Pérez de Armiñán was always a strong supporter of mutual cooperation between the Prado and the Museum of the Royal Collections. Something that affects the current president: "Collaboration with other museums will be fundamental, we do not compete with them, but we are a magnificent complement, with El Prado we have a common history", clarifies Ana de la Cueva, who clarifies: "What differentiates us is that we are not a mere museum of painting or sculpture, but we have an overwhelming diversity of decorative arts: tapestries, carpets, clocks, chest of drawers, glassware, porcelain, liturgical pieces...". In spite of everything, the visitor will be able to contemplate a good handful of pictorial wonders of Velázquez, Goya, Caravaggio, Patinir, El Greco, Juan de Flandes ...

View towards Madrid from inside the Gallery of the Royal Collections.José Manuel Ballester

In any case, Pérez de Armiñán ceased in office in 2020 and was relieved by the socialist politician Llanos Castellanos, who would last in his post less than a year and a half, when she was replaced by Ana de la Cueva and went on to occupy the deputy direction of the Presidency cabinet in La Moncloa. The reader will have already perceived it: the presidency of the National Heritage has been, in the last decade, a kind of pimpampum in which factors have played their role that would have little or nothing to do with an organism of public interest with two basic missions: to serve the Crown in its task of representation and to serve the citizenship by offering it the contemplation of the artistic heritage. Between Nicolás Martínez Fresno, who was in charge of National Heritage between 2010 and 2012, and Ana de la Cueva, appointed in 2021, the institution has had five presidents in just a decade. For an organism accustomed to functioning with historical tempo, at this time its presidency, and consequently its work processes, seem very circumstantial.

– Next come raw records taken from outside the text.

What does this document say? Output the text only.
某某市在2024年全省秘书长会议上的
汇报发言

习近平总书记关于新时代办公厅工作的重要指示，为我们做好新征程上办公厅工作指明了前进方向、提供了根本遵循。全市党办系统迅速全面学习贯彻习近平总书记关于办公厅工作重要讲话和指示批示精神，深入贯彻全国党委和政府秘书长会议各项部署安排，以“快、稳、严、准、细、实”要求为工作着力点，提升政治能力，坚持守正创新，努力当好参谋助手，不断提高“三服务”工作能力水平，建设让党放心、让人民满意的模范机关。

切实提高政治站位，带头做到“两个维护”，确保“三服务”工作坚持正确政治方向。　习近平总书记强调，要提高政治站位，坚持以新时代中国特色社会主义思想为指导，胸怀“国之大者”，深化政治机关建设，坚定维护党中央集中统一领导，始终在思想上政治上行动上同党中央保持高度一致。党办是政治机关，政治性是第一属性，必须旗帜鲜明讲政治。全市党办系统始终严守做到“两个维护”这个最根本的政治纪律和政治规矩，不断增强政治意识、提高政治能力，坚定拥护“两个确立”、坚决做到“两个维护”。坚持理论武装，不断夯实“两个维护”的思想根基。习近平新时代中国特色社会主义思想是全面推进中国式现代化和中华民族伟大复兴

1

The difference between the Spanish Royal Collections and those held by a country like the United Kingdom, for example, lies in ownership. The Spanish women belong to the Spaniards. The British, from the king. And putting the accent on that difference is another of the missions that those responsible for National Heritage have self-imposed. "The story of the Gallery of the Royal Collections," explains De la Cueva, "is to tell that here is exhibited what the kings treasured over five centuries, but unlike the United Kingdom or France, in Spain a process was made by which all these collections became public. Many Spaniards do not know that there is an organization that, from the Republic, jointly manages that heritage. The Republic decided to respect these collections and incorporate into its Constitution that the obligation of the public power was to guard them, and not to make a box with them." In 1940, Franco changed "Heritage of the Republic" to "National Heritage".

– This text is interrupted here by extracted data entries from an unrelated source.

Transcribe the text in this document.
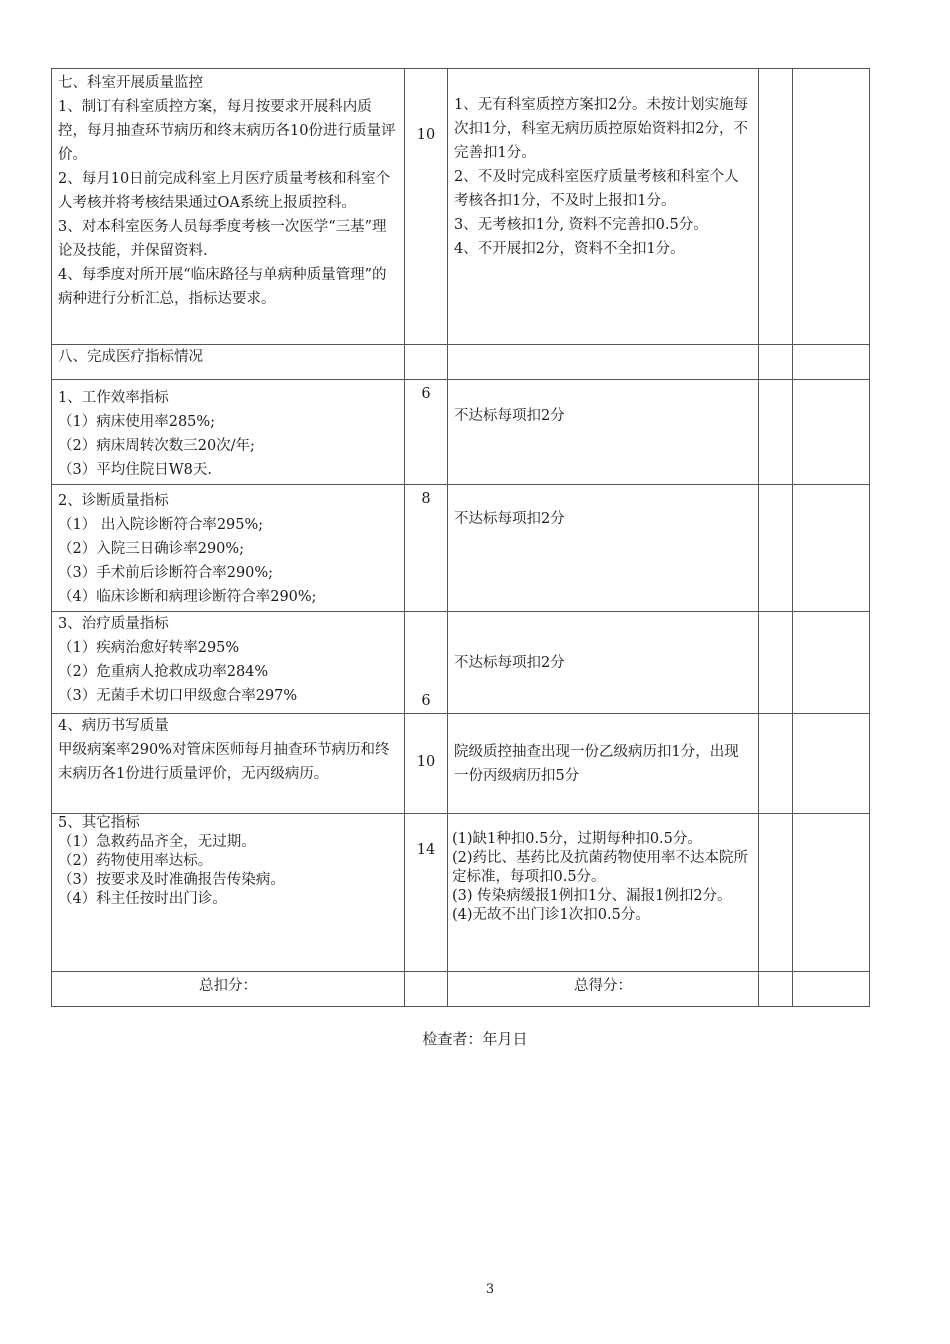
七、科室开展质量监控
1、制订有科室质控方案，每月按要求开展科内质控，每月抽查环节病历和终末病历各10份进行质量评价。
2、每月10日前完成科室上月医疗质量考核和科室个人考核并将考核结果通过OA系统上报质控科。
3、对本科室医务人员每季度考核一次医学“三基”理论及技能，并保留资料.
4、每季度对所开展“临床路径与单病种质量管理”的病种进行分析汇总，指标达要求。	10	1、无有科室质控方案扣2分。未按计划实施每次扣1分，科室无病历质控原始资料扣2分，不完善扣1分。
2、不及时完成科室医疗质量考核和科室个人考核各扣1分，不及时上报扣1分。
3、无考核扣1分, 资料不完善扣0.5分。
4、不开展扣2分，资料不全扣1分。		

八、完成医疗指标情况				

1、工作效率指标
（1）病床使用率285%;
（2）病床周转次数三20次/年;
（3）平均住院日W8天.	6	不达标每项扣2分		

2、诊断质量指标
（1） 出入院诊断符合率295%;
（2）入院三日确诊率290%;
（3）手术前后诊断符合率290%;
（4）临床诊断和病理诊断符合率290%;	8	不达标每项扣2分		

3、治疗质量指标
（1）疾病治愈好转率295%
（2）危重病人抢救成功率284%
（3）无菌手术切口甲级愈合率297%	6	不达标每项扣2分		

4、病历书写质量
甲级病案率290%对管床医师每月抽查环节病历和终末病历各1份进行质量评价，无丙级病历。	10	院级质控抽查出现一份乙级病历扣1分，出现一份丙级病历扣5分		

5、其它指标
（1）急救药品齐全，无过期。
（2）药物使用率达标。
（3）按要求及时准确报告传染病。
（4）科主任按时出门诊。	14	(1)缺1种扣0.5分，过期每种扣0.5分。
(2)药比、基药比及抗菌药物使用率不达本院所定标准，每项扣0.5分。
(3) 传染病缓报1例扣1分、漏报1例扣2分。
(4)无故不出门诊1次扣0.5分。		

总扣分：		总得分：		
检查者：年月日
3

In three weeks, the brand new Gallery of the Royal Collections will finally see the light, specifically the one that the sun projects between the Madrid de los Austrias and the Manzanares River. That it finally opens its doors can already be considered an achievement. Only sometimes achievements are made to wait. In this case, eight years. Is the doom-mongering popular saying that palace things go slowly? To which another may now oppose: it is never too late if happiness is good.

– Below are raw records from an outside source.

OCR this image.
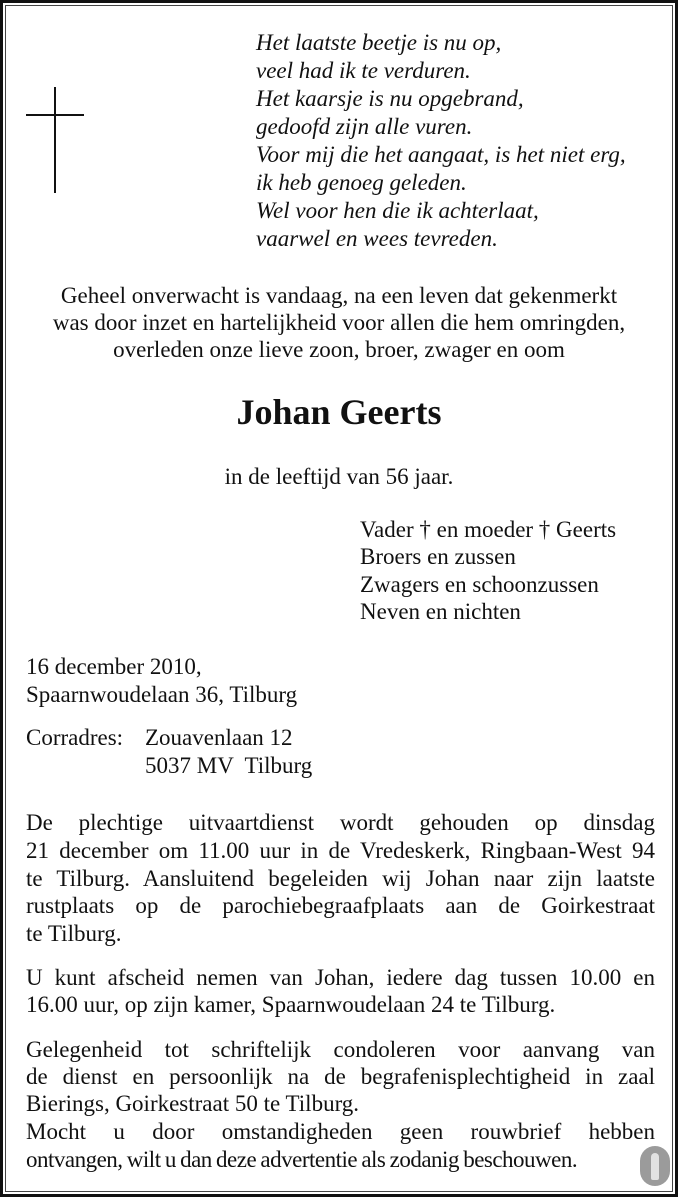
Het laatste beetje is nu op,
veel had ik te verduren.
Het kaarsje is nu opgebrand,
gedoofd zijn alle vuren.
Voor mij die het aangaat, is het niet erg,
ik heb genoeg geleden.
Wel voor hen die ik achterlaat,
vaarwel en wees tevreden.
Geheel onverwacht is vandaag, na een leven dat gekenmerkt
was door inzet en hartelijkheid voor allen die hem omringden,
overleden onze lieve zoon, broer, zwager en oom
Johan Geerts
in de leeftijd van 56 jaar.
Vader † en moeder † Geerts
Broers en zussen
Zwagers en schoonzussen
Neven en nichten
16 december 2010,
Spaarnwoudelaan 36, Tilburg
Corradres: Zouavenlaan 12
5037 MV  Tilburg
De plechtige uitvaartdienst wordt gehouden op dinsdag
21 december om 11.00 uur in de Vredeskerk, Ringbaan-West 94
te Tilburg. Aansluitend begeleiden wij Johan naar zijn laatste
rustplaats op de parochiebegraafplaats aan de Goirkestraat
te Tilburg.
U kunt afscheid nemen van Johan, iedere dag tussen 10.00 en
16.00 uur, op zijn kamer, Spaarnwoudelaan 24 te Tilburg.
Gelegenheid tot schriftelijk condoleren voor aanvang van
de dienst en persoonlijk na de begrafenisplechtigheid in zaal
Bierings, Goirkestraat 50 te Tilburg.
Mocht u door omstandigheden geen rouwbrief hebben
ontvangen, wilt u dan deze advertentie als zodanig beschouwen.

Subscribe to continue reading

Read without limits

Read more

I'm already a subscriber

Source: elparis

All news articles on 2023-06-05

You may like

News/Politics 2023-04-09T08:22:30.304Z

Trends 24h

News/Politics 2023-09-23T12:58:45.122Z


© Communities 2019 - Privacy

The information on this site is from external sources that are not under our control.
The inclusion of any links does not necessarily imply a recommendation or endorse the views expressed within them.